Manfred, der noch keine Gelegenheit hatte, sich von seiner Freundin Helene zu verabschieden, bat den leitenden SS-Mann im Sammellager um Erlaubnis, ein letztes Mal hinauszugehen, um von der Freundin Abschied zu nehmen. Bei seiner preußischen Ehre versprach er wiederzukommen, schlug die Hacken zusammen, und der SS-Mann ließ ihn gehen. Manfred machte sich auf in die Mommsenstraße, die nur eine Straße von der elterlichen Wohnung entfernt war. Seine 18 Jahre ältere Freundin Helene Lohse, geb. Gottberg, und ihrer Mutter Luice Gottberg, geb. Citron, hatten dort Zuflucht bei der Schweizer Familie Stückgold gefunden. Luice Gottbergs Mann war geheimer Sanitätsrat und 1921 an einer Lungenentzündung gestorben. Helenes geschiedener Mann war schon in den ersten Jahren nach Hitlers Machtantritt nach Südafrika ausgewandert. Einer von Manfreds Freunden, der im selben Haus in der Mommsenstraße lebte, hatte Manfred und Helene einander vorgestellt. Als Manfred an diesem Novembertag bei ihr auftauchte, um ihr Lebewohl zu sagen, versuchte sie, ihn zum Bleiben und Untertauchen zu überreden. Doch er erklärte ihr, er könne seine Eltern nicht allein zurücklassen.

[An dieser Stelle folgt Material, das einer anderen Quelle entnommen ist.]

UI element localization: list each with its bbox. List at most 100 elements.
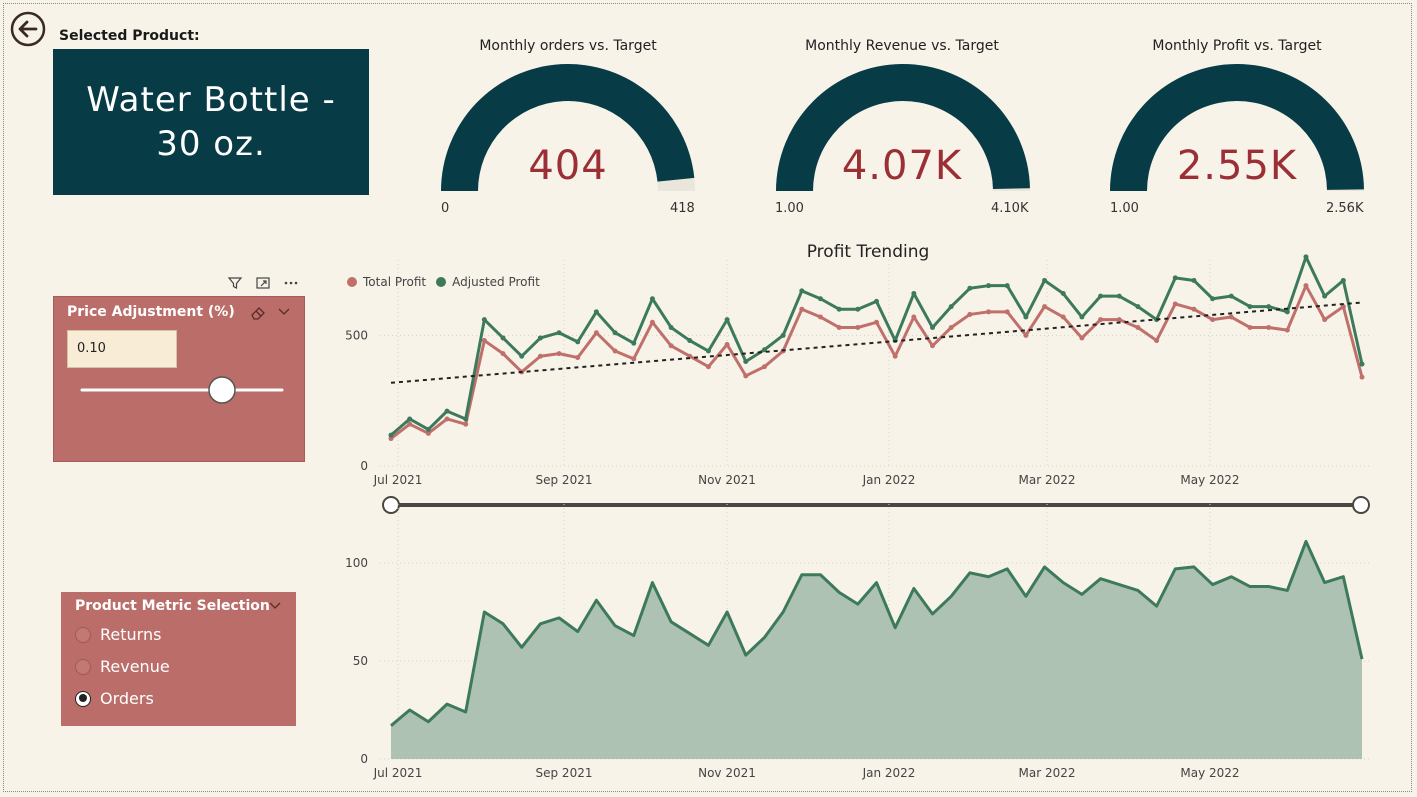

Manfred kehrt in das Sammellager zurück und verbrachte zwei schreckliche Tage in dem restlos mit Menschen überfüllten Gebetssaal der Synagoge. Dann wurde er zusammen mit seinen Eltern in Lastwagen zum Güterbahnhof in Berlin-Grunewald gefahren, wo sie einen ausrangierten Dritte-Klasse-Personenzug besteigen mussten, der sie nach Minsk bringen sollte. Manfred erinnert sich: »Wer auch immer auf dem Weg starb, alte Leute, junge Leute, wurde aus dem Zug geworfen.«

Vier Tage dauerte die Fahrt. In Minsk angekommen trieben ukrainische SS-Leute die verängstigten Menschen aus den Wagons. »Mach schnell. Mach schnell. Hier kommt Kugel nicht drauf an.«, brüllten die Ukrainer, »das war der ganze Umfang des Deutschen das sie sprechen konnten«, erinnert sich Manfred Alexander an die Ereignisse dieses Tages. Manfred wurde sogleich mit einigen anderen Neuankömmlingen abkommandiert, um außerhalb des Ghettos zu arbeiten. Minsk war vom Krieg fast vollständig zerstört worden, nur einige wenige Gebäude waren noch einigermaßen intakt. Weil bekannt war, dass der 21-jährige Manfred vor seiner Deportation schon bei einer Konstruktionsfirma in Berlin gearbeitet hatte, wurde er zum Arbeitseinsatz bei der Eisenbahn eingeteilt und musste bei schrecklichen Minusgraden in der vom Krieg zerstörten Stadt die Gleise reparieren. Sein Vorgesetzter Arnold Ortmann war Schwabe und deutscher Arbeiter vom Eisenbahnbaustab in Minsk. Er freundete sich schnell mit Manfred an, gab ihm etwas mehr zu essen und verhalf ihm Anfang 1942 zur Flucht. Arnold Ortmann warnte Manfred Alexander, dass die Ghettobewohnerinnen und -bewohner ermordet werden würden und Manfred sein Leben retten solle. Schweren Herzens entschloss dieser sich, seine lieben Eltern zurückzulassen und aus Minsk zu fliehen. Wie Manfred Alexander ausdrückte, war es die eindrucksvollste und schwerste Entscheidung, die er jemals in seinem Leben getroffen hat, und er brauchte Jahre, um darüber hinwegzukommen.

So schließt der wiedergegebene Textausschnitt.